Quatrième partie – Entre apocalypse et détente : les relations internationales depuis 1945
Chapitre I – De la guerre froide à la détente (1945-1962)
I. – La guerre froide (1945-1953)
II. – Du « dégel » à la crise cubaine (1953-1962)
Chapitre II – La fin du monde colonial
I. – Le contexte
II. – Les étapes de la décolonisation
III. – Un nouvel acteur international : le Tiers Monde
Chapitre III – Détente et vicissitudes (1962-1991)
I. – La détente (1962-1975)
II. – Le temps des vicissitudes (1975-1987)
III. – Vers un nouvel ordre mondial (1987-1991)
Chapitre IV – Ordre mondial ou chaos planétaire ? (1991-Aujourd’hui)
I. – Le temps des contradictions (1991-2001)
II. – La planète entre terrorisme et mondialisation (2001-aujourd’hui)

Première partie

Du concert européen à la constitution des nouvelles nations (1815-1870)

Chapitre I

Le congrès de Vienne et ses prolongements : la lutte entre légitimité et nationalité

En 1815, le congrès de Vienne inaugure, suite aux guerres révolutionnaires et napoléoniennes, une ère nouvelle dans les relations internationales. Les souverains et diplomates réunis aux fins d’exclure le droit de conquête et de redéfinir un ordre international retiennent, dans ce but, deux principes : celui de la légitimité et celui de la nécessité d’une entente entre nations : le « concert européen ». L’acte final du congrès établit une nouvelle carte d’Europe : la France y est mise hors d’état de nuire aux autres nations, mais les aspirations des peuples à disposer d’eux-mêmes n’ont guère été retenues ; les germes du conflit entre légitimité et nationalité sont semés de ce fait.

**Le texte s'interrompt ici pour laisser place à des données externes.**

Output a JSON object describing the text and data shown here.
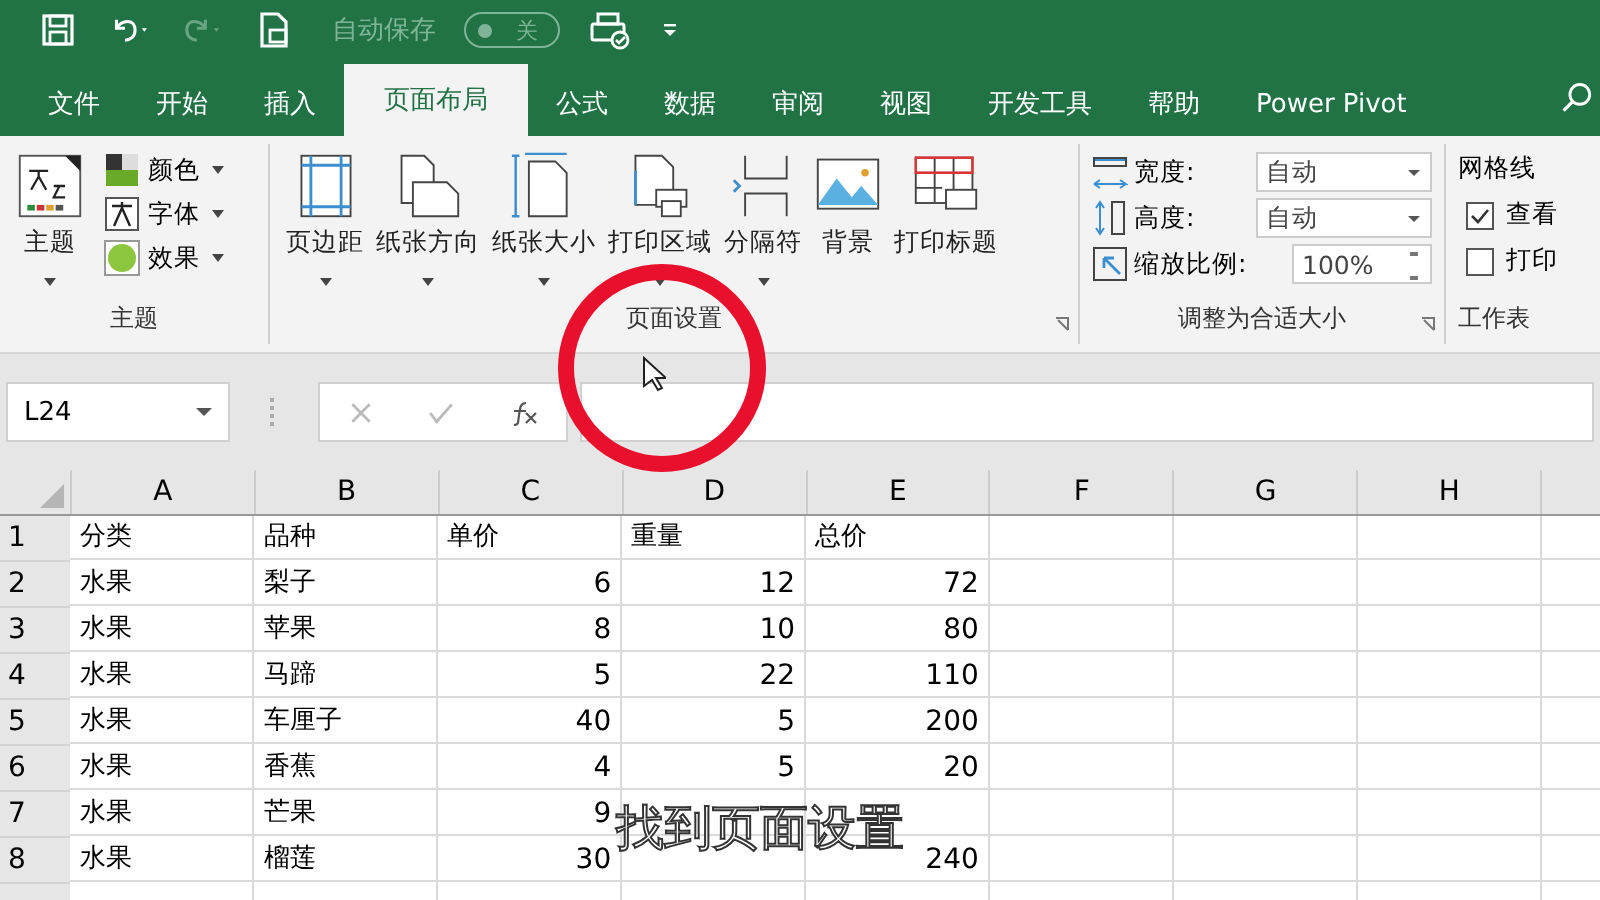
{
  "quick_access": {
    "autosave_label": "自动保存",
    "autosave_toggle": {
      "label": "关",
      "on": false
    }
  },
  "tabs": [
    {
      "label": "文件",
      "selected": false
    },
    {
      "label": "开始",
      "selected": false
    },
    {
      "label": "插入",
      "selected": false
    },
    {
      "label": "页面布局",
      "selected": true
    },
    {
      "label": "公式",
      "selected": false
    },
    {
      "label": "数据",
      "selected": false
    },
    {
      "label": "审阅",
      "selected": false
    },
    {
      "label": "视图",
      "selected": false
    },
    {
      "label": "开发工具",
      "selected": false
    },
    {
      "label": "帮助",
      "selected": false
    },
    {
      "label": "Power Pivot",
      "selected": false
    }
  ],
  "ribbon": {
    "theme_group": {
      "label": "主题",
      "main": {
        "label": "主题",
        "dropdown": true
      },
      "items": [
        {
          "label": "颜色",
          "kind": "colors"
        },
        {
          "label": "字体",
          "kind": "fonts"
        },
        {
          "label": "效果",
          "kind": "effects"
        }
      ]
    },
    "page_setup_group": {
      "label": "页面设置",
      "buttons": [
        {
          "label": "页边距",
          "kind": "margins",
          "dropdown": true
        },
        {
          "label": "纸张方向",
          "kind": "orientation",
          "dropdown": true
        },
        {
          "label": "纸张大小",
          "kind": "size",
          "dropdown": true
        },
        {
          "label": "打印区域",
          "kind": "print-area",
          "dropdown": true
        },
        {
          "label": "分隔符",
          "kind": "breaks",
          "dropdown": true
        },
        {
          "label": "背景",
          "kind": "background",
          "dropdown": false
        },
        {
          "label": "打印标题",
          "kind": "print-titles",
          "dropdown": false
        }
      ]
    },
    "scale_group": {
      "label": "调整为合适大小",
      "rows": [
        {
          "label": "宽度:",
          "value": "自动",
          "kind": "width"
        },
        {
          "label": "高度:",
          "value": "自动",
          "kind": "height"
        },
        {
          "label": "缩放比例:",
          "value": "100%",
          "kind": "scale"
        }
      ]
    },
    "sheet_options_group": {
      "label": "工作表",
      "heading": "网格线",
      "options": [
        {
          "label": "查看",
          "checked": true
        },
        {
          "label": "打印",
          "checked": false
        }
      ]
    }
  },
  "name_box": "L24",
  "sheet": {
    "columns": [
      "A",
      "B",
      "C",
      "D",
      "E",
      "F",
      "G",
      "H"
    ],
    "rows": [
      {
        "number": "1",
        "cells": [
          "分类",
          "品种",
          "单价",
          "重量",
          "总价"
        ]
      },
      {
        "number": "2",
        "cells": [
          "水果",
          "梨子",
          "6",
          "12",
          "72"
        ]
      },
      {
        "number": "3",
        "cells": [
          "水果",
          "苹果",
          "8",
          "10",
          "80"
        ]
      },
      {
        "number": "4",
        "cells": [
          "水果",
          "马蹄",
          "5",
          "22",
          "110"
        ]
      },
      {
        "number": "5",
        "cells": [
          "水果",
          "车厘子",
          "40",
          "5",
          "200"
        ]
      },
      {
        "number": "6",
        "cells": [
          "水果",
          "香蕉",
          "4",
          "5",
          "20"
        ]
      },
      {
        "number": "7",
        "cells": [
          "水果",
          "芒果",
          "9",
          "",
          ""
        ]
      },
      {
        "number": "8",
        "cells": [
          "水果",
          "榴莲",
          "30",
          "",
          "240"
        ]
      }
    ]
  },
  "subtitle": "找到页面设置"
}
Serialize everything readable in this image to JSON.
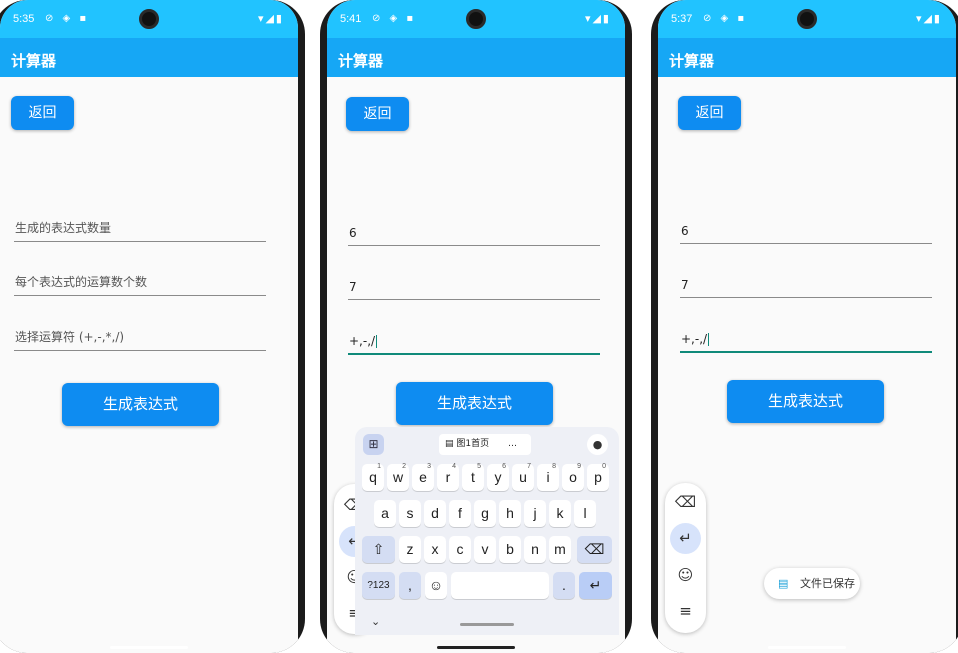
{
  "app_title": "计算器",
  "back_label": "返回",
  "generate_label": "生成表达式",
  "status_icons": "⊘ ◈ ▪",
  "status_right": "▾◢▮",
  "screens": [
    {
      "time": "5:35",
      "fields": [
        {
          "placeholder": "生成的表达式数量",
          "value": ""
        },
        {
          "placeholder": "每个表达式的运算数个数",
          "value": ""
        },
        {
          "placeholder": "选择运算符 (+,-,*,/)",
          "value": ""
        }
      ]
    },
    {
      "time": "5:41",
      "fields": [
        {
          "placeholder": "",
          "value": "6"
        },
        {
          "placeholder": "",
          "value": "7"
        },
        {
          "placeholder": "",
          "value": "+,-,/"
        }
      ]
    },
    {
      "time": "5:37",
      "fields": [
        {
          "placeholder": "",
          "value": "6"
        },
        {
          "placeholder": "",
          "value": "7"
        },
        {
          "placeholder": "",
          "value": "+,-,/"
        }
      ]
    }
  ],
  "keyboard": {
    "clipboard_text": "图1首页",
    "clipboard_more": "…",
    "row1": [
      "q",
      "w",
      "e",
      "r",
      "t",
      "y",
      "u",
      "i",
      "o",
      "p"
    ],
    "row1_hints": [
      "1",
      "2",
      "3",
      "4",
      "5",
      "6",
      "7",
      "8",
      "9",
      "0"
    ],
    "row2": [
      "a",
      "s",
      "d",
      "f",
      "g",
      "h",
      "j",
      "k",
      "l"
    ],
    "row3": [
      "z",
      "x",
      "c",
      "v",
      "b",
      "n",
      "m"
    ],
    "symbols_label": "?123",
    "comma": ",",
    "period": "."
  },
  "toast_text": "文件已保存"
}
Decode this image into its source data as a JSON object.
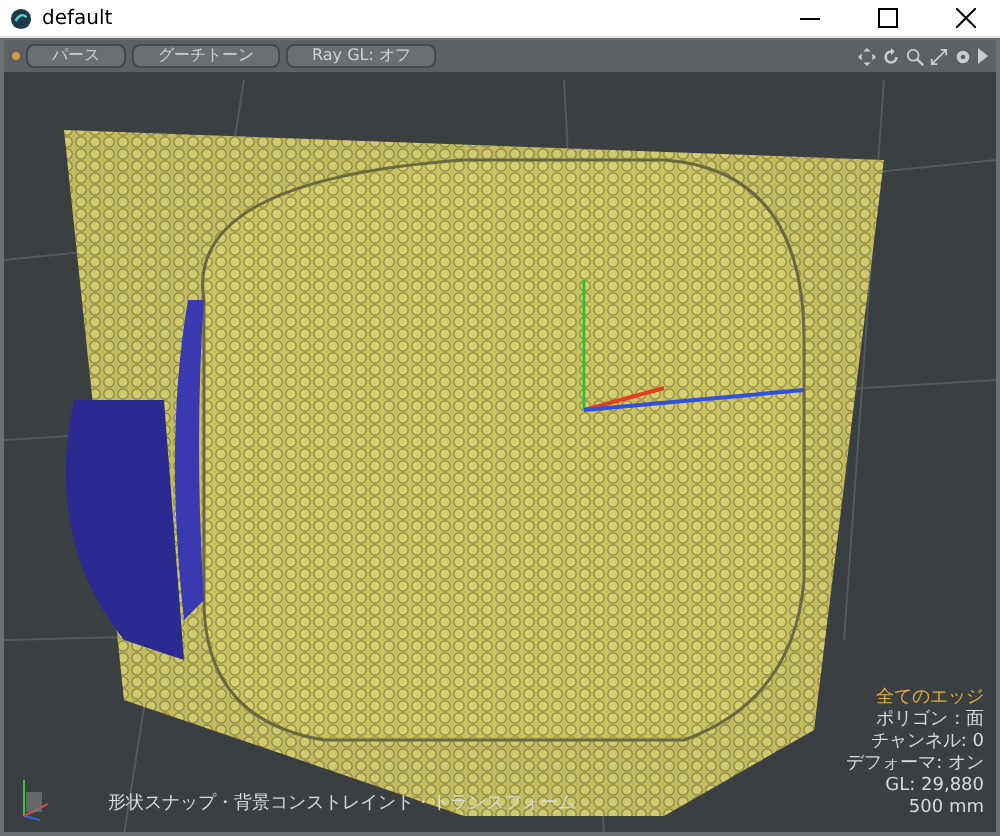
{
  "window": {
    "title": "default"
  },
  "toolbar": {
    "buttons": [
      "パース",
      "グーチトーン",
      "Ray GL: オフ"
    ]
  },
  "viewport": {
    "info_title": "全てのエッジ",
    "info_lines": [
      "ポリゴン : 面",
      "チャンネル: 0",
      "デフォーマ: オン",
      "GL: 29,880",
      "500 mm"
    ],
    "status_text": "形状スナップ・背景コンストレイント・トランスフォーム"
  }
}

I. – La situation diplomatique en 1815

1. Les acteurs du système diplomatique. – Les vainqueurs (Grande-Bretagne, Russie, Autriche, Prusse) cherchent avant tout à mettre en tutelle la France vaincue.

Les Britanniques (Liverpool et Castlereagh) aux idées francophobes et contre-révolutionnaires formulent peu d’exigences territoriales, mais veillent à conserver à leur pays les bases stratégiques nécessaires à l’hégémonie maritime, support du développement industriel qu’il connaît déjà ; la liberté de circulation sur les mers constituera, durant tout le XIXe siècle, le fondement de la diplomatie du Royaume-Uni.

Le tsar, persuadé d’avoir libéré lui-même l’Europe du joug napoléonien, préconise une approche mystique des relations internationales ; à ses yeux, les princes tiennent de la Providence la mission de maintenir ensemble la paix sur le continent, à l’initiative toutefois des descendants des Romanov. Alexandre Ier ne se désintéresse pas pour autant de possibles acquisitions territoriales (Finlande, Bessarabie), et le contrôle des détroits reliant la mer Noire à la mer Égée lui importe fort.

Le chancelier Metternich exige la restitution à l’Autriche de terres polonaises et recherche des compensations qui, bien situées, permettraient à l’empire des Habsbourg d’être plus ramassé (provinces italiennes). Le royaume de Prusse, où la participation à la coalition antinapoléonienne a nourri un vif sentiment national, revendique la Saxe et se pose en état hégémonique au sein des cours allemandes, ce qui inquiète l’Autriche : en fait, la Prusse est assez forte pour proposer son appui tantôt au tsar, tantôt à l’empereur.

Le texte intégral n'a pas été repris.